Tuesday, September 02, 2025

Fill the World With Love

Began the morning with breakfast and What's New, Scooby Doo? Mystery Inc. says "Go West, Young Scoob" when they visit a dude ranch staffed entirely by robotic cowboys and bandits. When a band of outlaws go really bad, they have to figure out why...and how to get Cribby Norton off Velma's case again.

Things didn't begin well. I just couldn't find my keys. I looked all over for them. I eventually ran out without them, figuring I'd find them later. That made me a few minutes late to the Healthy Kids workshop for the teachers and assistants. Fortunately, they started late to give everyone a chance to appear. They were also at the Oaklyn School, in the same cafeteria the younger kids played at during the summer program, so I wasn't going far anyway. 

We mostly spent the five and a half hours discussing writing out forms, how to talk to the kids, and how to deal with parents and the kids getting hurt. It's not dealing with the kids that bothers me. I can handle that. I can handle their parents, too. It's listing their bumps and bruises on the forms needed for the state I have problems with. I'm afraid I'll never remember to take it all down. I'm going to give myself a year with the program, since I just joined in May, and see how well I do with this.

We broke for lunch at 12:30. I ate at Common Grounds Coffee House, since it's two blocks from the school. They were busy when I arrived, but I got a table to enjoy my mint chocolate chip matcha tea latte, enormous banana chocolate chip muffin, and a unique round savory phylo dough topped with arugula, cheddar, tomatoes, and balsamic vinaigrette. 

Had more trouble when I got home. I couldn't get in! After I found the outside key, I couldn't find mine upstairs. I looked everywhere...until I saw it where I tossed it last night, on top of the little brown doll's table where Dulcie and Carrie the Cabbage Patch Dolls sit. Boy, did I feel silly. At least looking for my keys prompted me to finally make my bed. I hung up the keys in the right place on the big wooden key and went online to watch So This Is College. I go further into this 1929 early talkie school musical with Robert Montgomery as a football star at my Musical Dreams Movie Reviews blog. 


Spent the rest of the evening starting my next Remember WENN fairy tale. Maplepunzel is set right after the end of "And If I Die Before I Sleep" in the fourth season. Victor Comstock walks the still-sick Maple LaMarsh home from the station after they help save the When In Rome broadcast. Maple's delighted to be riding the trolley with this smart, handsome guy, but she's less happy when he tells her he can't remember when she saw him in that police officer's uniform during "Some Time, Some Station." She wishes she could have done more to discredit Pavla when Scott and Betty executed their plot in "Mr. and Mrs. Singer." Victor, for his part, regrets that so much of his memory...of his time in Europe and directly after...is missing and may never be recovered.
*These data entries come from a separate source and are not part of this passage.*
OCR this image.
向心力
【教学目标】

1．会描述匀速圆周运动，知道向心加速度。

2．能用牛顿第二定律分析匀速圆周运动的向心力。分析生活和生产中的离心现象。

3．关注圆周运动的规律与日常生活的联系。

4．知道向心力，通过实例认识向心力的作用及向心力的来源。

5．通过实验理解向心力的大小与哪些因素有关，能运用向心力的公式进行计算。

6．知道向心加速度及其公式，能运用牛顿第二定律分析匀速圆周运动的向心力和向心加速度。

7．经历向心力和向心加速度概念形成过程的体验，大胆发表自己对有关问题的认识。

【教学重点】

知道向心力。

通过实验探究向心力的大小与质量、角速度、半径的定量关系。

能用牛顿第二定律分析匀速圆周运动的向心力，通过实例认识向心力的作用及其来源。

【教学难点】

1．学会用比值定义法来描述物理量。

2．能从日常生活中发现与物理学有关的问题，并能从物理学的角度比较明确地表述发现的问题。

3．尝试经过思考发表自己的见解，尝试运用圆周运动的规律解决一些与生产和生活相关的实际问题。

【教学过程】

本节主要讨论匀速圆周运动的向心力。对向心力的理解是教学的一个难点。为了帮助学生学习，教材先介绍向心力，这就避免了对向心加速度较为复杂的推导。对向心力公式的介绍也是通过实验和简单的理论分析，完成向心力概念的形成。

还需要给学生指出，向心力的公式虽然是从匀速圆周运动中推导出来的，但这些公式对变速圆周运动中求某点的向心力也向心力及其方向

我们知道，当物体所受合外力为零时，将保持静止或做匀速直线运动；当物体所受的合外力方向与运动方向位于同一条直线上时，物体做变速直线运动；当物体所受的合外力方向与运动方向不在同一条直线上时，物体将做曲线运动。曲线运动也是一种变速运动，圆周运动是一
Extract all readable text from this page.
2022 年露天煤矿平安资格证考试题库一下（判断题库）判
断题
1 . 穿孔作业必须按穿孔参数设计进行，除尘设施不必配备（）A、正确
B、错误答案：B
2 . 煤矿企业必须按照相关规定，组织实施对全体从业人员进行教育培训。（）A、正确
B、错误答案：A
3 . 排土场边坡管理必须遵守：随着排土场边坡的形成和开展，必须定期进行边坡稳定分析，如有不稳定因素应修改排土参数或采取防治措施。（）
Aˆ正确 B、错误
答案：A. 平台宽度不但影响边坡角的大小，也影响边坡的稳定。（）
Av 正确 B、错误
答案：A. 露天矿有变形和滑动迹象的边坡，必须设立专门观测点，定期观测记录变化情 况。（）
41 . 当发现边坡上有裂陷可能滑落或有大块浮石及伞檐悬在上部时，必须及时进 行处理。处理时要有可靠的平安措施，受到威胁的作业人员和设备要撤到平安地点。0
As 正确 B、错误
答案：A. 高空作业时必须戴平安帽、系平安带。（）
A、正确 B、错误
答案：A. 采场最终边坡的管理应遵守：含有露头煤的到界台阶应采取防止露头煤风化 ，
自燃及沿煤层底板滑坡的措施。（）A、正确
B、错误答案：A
Victor manages to get her home as the early morning sun rises. She waves good-bye to him from the fire escape of her apartment tower before flipping on WENN. Betty is about to read "Rapunzel" when she slides into bed. She wonders what it would be like to have Victor rescue her and wishes Betty would give Scott another chance and Hilary and Jeff would work better together again. She finally drifts off to sleep...and into a vivid, harrowing dream...

Yep, Maple is the maiden in the tower, Victor is the prince climbing her hair, and Pavla's the witch who imprisoned her in this WENN take on several Grimm's Fairy Tales. I'm hoping this one will take a lot less time than Hilary and the Beasts. It's straightforward fantasy-action-romance, not a slow-burning mystery.

Switched to Match Game Syndicated during dinner. We had double your pleasure, double your Wallaces this week, with Marjorie Wallace joining Marcia Wallace, Bill Daily, and Robert Donner. Brett admits that she'll be gone doing a play starting the week after this one.

Finished the night with the soundtrack from Goodbye, Mr. Chips. The soundtrack of the 1969 musical about a shy schoolteacher who marries a singer isn't well-regarded now, but it does have some wonderful music by Leslie Bricusse. "London Is London" would later turn up in Bricusse's stage version of Sherlock Holmes. Petula Clark sounds gorgeous on "And the Sky Smiled" and "You and I." Though no singer, Peter O'Toole makes a surprisingly good Chipping and even manages to do well with the sweet and charming "What a Lot of Flowers."